The Geometry of Multi-Task Grokking: Transverse Instability, Superposition, and Weight Decay Phase Structure
Study shows multiplication generalizes first, addition last, with weight decay acting as compression pressure.
New research provides fundamental insights into how AI models learn multiple tasks simultaneously, revealing consistent patterns in the mysterious 'grokking' phenomenon where generalization occurs long after training appears complete. Researcher Yongzhong Xu's paper 'The Geometry of Multi-Task Grokking: Transverse Instability, Superposition, and Weight Decay Phase Structure' extends geometric analysis to multi-task settings, training shared-trunk Transformers on dual-task (mod-add + mod-mul) and tri-task (mod-add + mod-mul + mod-sq) objectives across systematic weight decay sweeps.

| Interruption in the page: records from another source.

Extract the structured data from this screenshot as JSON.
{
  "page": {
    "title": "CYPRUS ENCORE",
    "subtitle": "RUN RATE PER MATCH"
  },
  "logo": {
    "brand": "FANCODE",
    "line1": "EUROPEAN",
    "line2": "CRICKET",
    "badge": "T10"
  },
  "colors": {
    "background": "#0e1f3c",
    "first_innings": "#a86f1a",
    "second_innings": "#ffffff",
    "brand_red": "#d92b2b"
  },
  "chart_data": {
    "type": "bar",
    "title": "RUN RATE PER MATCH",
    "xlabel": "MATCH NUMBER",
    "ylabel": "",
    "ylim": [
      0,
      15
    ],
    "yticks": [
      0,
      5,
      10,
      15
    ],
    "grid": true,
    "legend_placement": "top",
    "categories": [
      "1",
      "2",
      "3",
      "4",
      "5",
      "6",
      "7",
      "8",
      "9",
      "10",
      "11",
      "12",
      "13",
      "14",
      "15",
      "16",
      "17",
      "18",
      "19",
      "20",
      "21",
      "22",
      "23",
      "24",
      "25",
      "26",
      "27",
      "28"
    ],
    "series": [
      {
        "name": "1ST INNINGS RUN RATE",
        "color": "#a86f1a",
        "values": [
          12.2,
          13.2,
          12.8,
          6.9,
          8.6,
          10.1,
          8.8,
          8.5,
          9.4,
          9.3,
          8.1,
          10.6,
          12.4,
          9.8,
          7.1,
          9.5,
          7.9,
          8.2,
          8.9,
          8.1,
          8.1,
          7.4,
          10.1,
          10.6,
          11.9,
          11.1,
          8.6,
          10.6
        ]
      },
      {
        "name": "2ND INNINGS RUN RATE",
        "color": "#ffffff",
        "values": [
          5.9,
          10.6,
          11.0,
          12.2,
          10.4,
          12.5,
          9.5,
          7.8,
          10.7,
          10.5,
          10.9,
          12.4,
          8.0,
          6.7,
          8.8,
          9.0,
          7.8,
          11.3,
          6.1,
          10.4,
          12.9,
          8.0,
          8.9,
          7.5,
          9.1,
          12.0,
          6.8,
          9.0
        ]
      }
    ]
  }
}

The study identifies five consistent phenomena: (1) Staggered grokking order where multiplication generalizes first, followed by squaring, then addition, with consistent delays across random seeds. (2) Universal integrability showing optimization trajectories remain confined to low-dimensional execution manifolds, with commutator defects orthogonal to these manifolds reliably preceding generalization. (3) Weight decay phase structure revealing how grokking timescale, curvature depth, reconstruction threshold, and defect lead covary systematically with weight decay, exposing distinct dynamical regimes and a sharp no-decay failure mode.
Technical analysis shows final solutions occupy only 4-8 principal trajectory directions yet are distributed across full-rank weights, destroyed by minimal perturbations. The research demonstrates transverse fragility where removing less than 10% of orthogonal gradient components eliminates grokking, yet dual-task models exhibit partial recovery under extreme deletion, suggesting redundant center manifolds enabled by overparameterization. These findings support a dynamical picture where multi-task grokking constructs compact superposition subspaces in parameter space, with weight decay acting as compression pressure and excess parameters supplying geometric redundancy in optimization pathways.
- Multiplication generalizes first, addition last in consistent staggered grokking order across tasks
- Final solutions occupy only 4-8 principal directions but are destroyed by minimal perturbations
- Weight decay systematically impacts grokking dynamics, revealing distinct regimes and no-decay failure mode
Why It Matters
Provides fundamental insights into multi-task learning dynamics, potentially improving training efficiency and model architecture design.